Ceres-plusplus depends on the following packages:

- numpy ([https://numpy.org/](https://numpy.org/))
- scipy ([https://www.scipy.org/](https://www.scipy.org/))
- matplotlib (for plotting, but it's optional for the core functionality) ([https://matplotlib.org/](https://matplotlib.org/))
- astropy ([https://www.astropy.org/](https://www.astropy.org/))
- PyAstronomy ([https://pyastronomy.readthedocs.io/en/latest/](https://pyastronomy.readthedocs.io/en/latest/))
- tqdm ([https://tqdm.github.io/](https://tqdm.github.io/))
- termcolor ([https://pypi.org/project/termcolor/](https://pypi.org/project/termcolor/))

## Usage

Usage is simple, start by importing `cerespp`, optionally you can use `glob` to
fetch the files. After importing (and having ready your files) the
`get_activities` function, grab a coffee, and wait for your indicators!.
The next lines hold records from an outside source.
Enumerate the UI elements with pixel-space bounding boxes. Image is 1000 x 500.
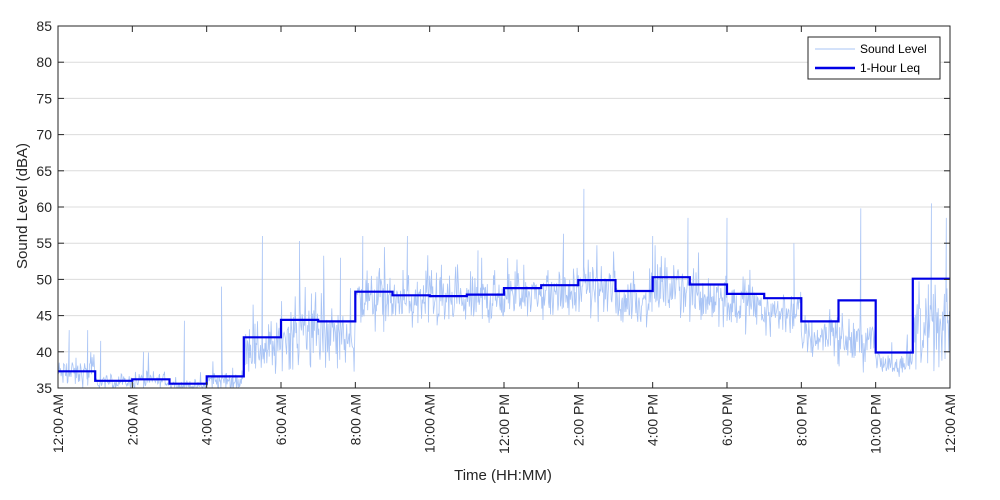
x-tick-label: 12:00 AM bbox=[50, 394, 66, 453]
x-tick-label: 8:00 AM bbox=[347, 394, 363, 445]
y-tick-label: 80 bbox=[36, 54, 52, 70]
y-axis-ticks: 35 40 45 50 55 60 65 70 75 80 85 bbox=[36, 18, 950, 396]
legend-label-leq: 1-Hour Leq bbox=[860, 61, 920, 75]
x-axis-ticks: 12:00 AM 2:00 AM 4:00 AM 6:00 AM 8:00 AM 10:0… bbox=[50, 26, 958, 454]
y-tick-label: 60 bbox=[36, 199, 52, 215]
x-tick-label: 6:00 PM bbox=[719, 394, 735, 446]
y-tick-label: 85 bbox=[36, 18, 52, 34]
gridlines bbox=[58, 25, 950, 389]
y-tick-label: 40 bbox=[36, 344, 52, 360]
legend-label-sound-level: Sound Level bbox=[860, 42, 927, 56]
y-tick-label: 70 bbox=[36, 127, 52, 143]
x-tick-label: 4:00 PM bbox=[645, 394, 661, 446]
x-tick-label: 8:00 PM bbox=[793, 394, 809, 446]
y-tick-label: 75 bbox=[36, 90, 52, 106]
x-tick-label: 2:00 PM bbox=[570, 394, 586, 446]
y-axis-label: Sound Level (dBA) bbox=[14, 143, 31, 269]
x-tick-label: 6:00 AM bbox=[273, 394, 289, 445]
x-tick-label: 12:00 PM bbox=[496, 394, 512, 454]
x-axis-label: Time (HH:MM) bbox=[454, 467, 552, 484]
legend-box bbox=[807, 36, 941, 80]
leq-series bbox=[58, 276, 950, 385]
x-tick-label: 4:00 AM bbox=[199, 394, 215, 445]
x-tick-label: 10:00 AM bbox=[422, 394, 438, 453]
y-tick-label: 65 bbox=[36, 163, 52, 179]
y-tick-label: 55 bbox=[36, 235, 52, 251]
y-tick-label: 35 bbox=[36, 380, 52, 396]
leq-step-line bbox=[58, 276, 950, 385]
y-tick-label: 50 bbox=[36, 271, 52, 287]
x-tick-label: 10:00 PM bbox=[868, 394, 884, 454]
x-tick-label: 12:00 AM bbox=[942, 394, 958, 453]
legend: Sound Level 1-Hour Leq bbox=[807, 36, 941, 80]
y-tick-label: 45 bbox=[36, 308, 52, 324]
x-tick-label: 2:00 AM bbox=[124, 394, 140, 445]
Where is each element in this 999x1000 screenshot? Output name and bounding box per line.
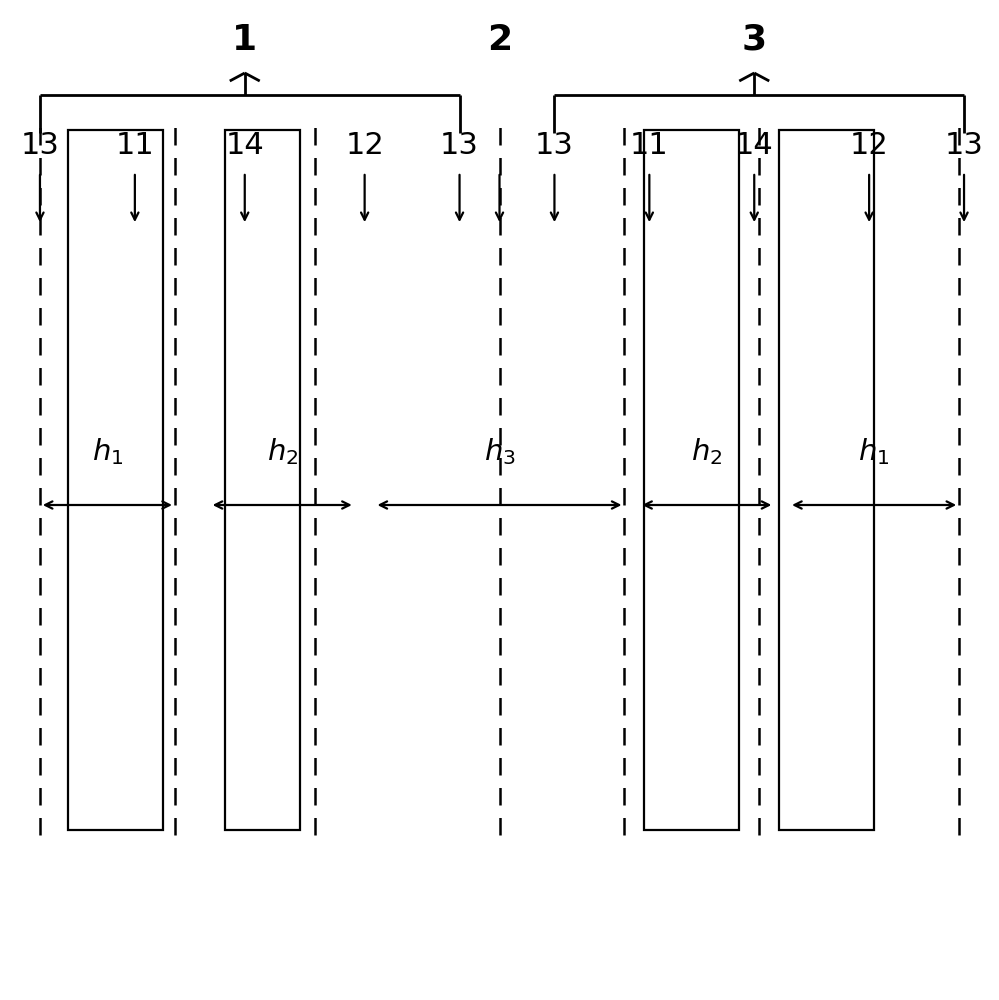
Text: $h_3$: $h_3$: [484, 436, 515, 467]
Text: 14: 14: [735, 130, 773, 159]
Text: $h_1$: $h_1$: [92, 436, 123, 467]
Bar: [225, 130, 300, 830]
Text: 13: 13: [21, 130, 59, 159]
Text: 12: 12: [346, 130, 384, 159]
Text: $h_2$: $h_2$: [267, 436, 298, 467]
Text: 13: 13: [945, 130, 983, 159]
Text: 12: 12: [850, 130, 888, 159]
Text: $h_2$: $h_2$: [691, 436, 722, 467]
Bar: [644, 130, 739, 830]
Bar: [779, 130, 874, 830]
Text: 13: 13: [535, 130, 573, 159]
Text: 11: 11: [630, 130, 668, 159]
Text: $h_1$: $h_1$: [858, 436, 890, 467]
Text: 1: 1: [232, 23, 258, 57]
Text: 14: 14: [226, 130, 264, 159]
Text: 3: 3: [741, 23, 767, 57]
Text: 11: 11: [116, 130, 154, 159]
Bar: [68, 130, 163, 830]
Text: 2: 2: [487, 23, 512, 57]
Text: 13: 13: [441, 130, 479, 159]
Below there's an example script

```python
import cerespp
import glob

files = glob.glob('path/to/fits/files/*.fits')
act, header = cerespp.get_activities(files, 'output/path/filename.dat')
```

Here `files` is a list with the fits files to process, the output `act` and
`header` are the activities and the header of the file (i.e. the names of the
columns). `cerespp` automatically saves the output in a file in the desired
location, but if you need the output on the session you're working in
(in a jupyter notebook, for example), that's what `act` and `header` are for ;)

## Plotting

`cerespp` offers some plotting tools to visually check things! The most
important ones are plots showing the activity lines and their surroundings.
Creating these is easy:

```python
import cerespp
import glob

# These are the available lines. You can choose which ones to plot here 
lines = ['CaHK', 'Ha', 'HeI', 'NaID1D2'] 

files = glob.glob('path/to/fits/files/*.fits')

# This function creates the plots from a fits file directly
cerespp.line_plot_from_file(files[0], lines, 'output/path/', 'starname')
```

There's a notebook exemplifying the usage in the examples folder!

## How it works

`cerespp` first calculates a radial velocity to correct the spectrum to
rest-frame, after this has been done it extracts the available data from the
fits headers (CCF FWHM, BIS, CONTRAST) and finally it merges the echelle orders
and computes the activity indicators!

The radial velocity is computed using the standard cross-correlation function
method, and thus you can specify which mask to use with the `mask` keyword in
`get_activities`. Available masks are `G2, K0, K5,` and `M2`.